Altice, Nos and Vodafone might be against the Portuguese regulator Anacom’s decision to reform the auction system to speed up the introduction of 5G in Portugal, but at least one company agrees with it.

Dense Air is in favour of ending placing extremely low bids to speed up the end of the auction process which has been so slow and contentious it has resulted in Portugal lagging behind its other EU partners in rolling out the new high-speed internet technology.
Dense Air which promises to densify urban connectivity, extend rural internet reach and enhance mobile networks says it supports Anacom in its mission to open up and democratise the Portuguese market to allow in smaller players.
It is the only company that now has licences to operate 5G technology and calls on Portugal’s big three to allow commercial networks to roll out “as quickly as possible”.
On the day in which the deadline for interested parties to send Anacom “suggestions” and “contributions” to be considered was up, in this second review of the rules and regulations governing the sale of frequencies, an official source in the wholesale operator told the online news source ECO that it agreed with Anacom’s plans to change the rules and end low percentage bids.
“Dense Air entirely supports the proposal from Anacom to change the rules that will put an end to low bid increments of 1% and 3% from bidders to speed up the auction and ensure the launch of 5G in Portugal as quickly as possible,” said the Dense Air source.
The large operators have criticised Anacom’s decision to not withdraw the 5G operation licences from Dense Air until the controversy is resolved and which the wholesaler inherited from a company last year but never used.
Dense Air now intends to offer 5G network services to other operators. Portugal is now at risk of becoming the last country in the European Union apart from Lithuania which doesn’t yet have the technology commercially available.
The operators say they think Anacom is being unreasonable by changing the rules yet again half way through the auction.

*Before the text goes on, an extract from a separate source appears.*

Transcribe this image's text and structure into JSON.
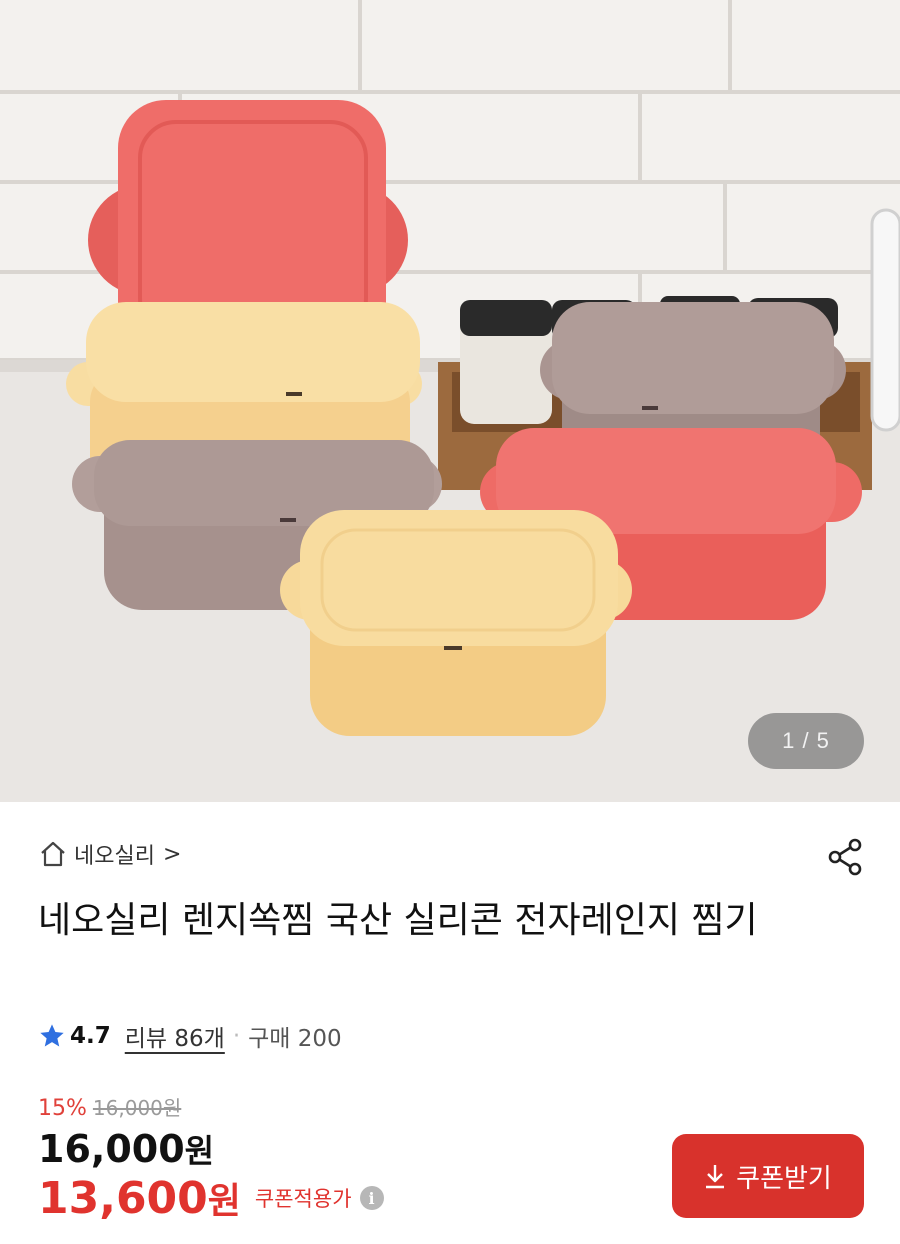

The bidding process has now been ongoing for more than 100 days, a European record, and there is no clear end in sight. The auction, which is set to make 5G spectrum available to Portuguese operators for the first time, will allocate blocks in the 700 MHz, 900 MHz, 2.1 GHz, 2.6 GHz, and 3.6 GHz bands. By day 99 of the bidding, bids had reached €318.8 million, topping the reserve price of €195.5 million.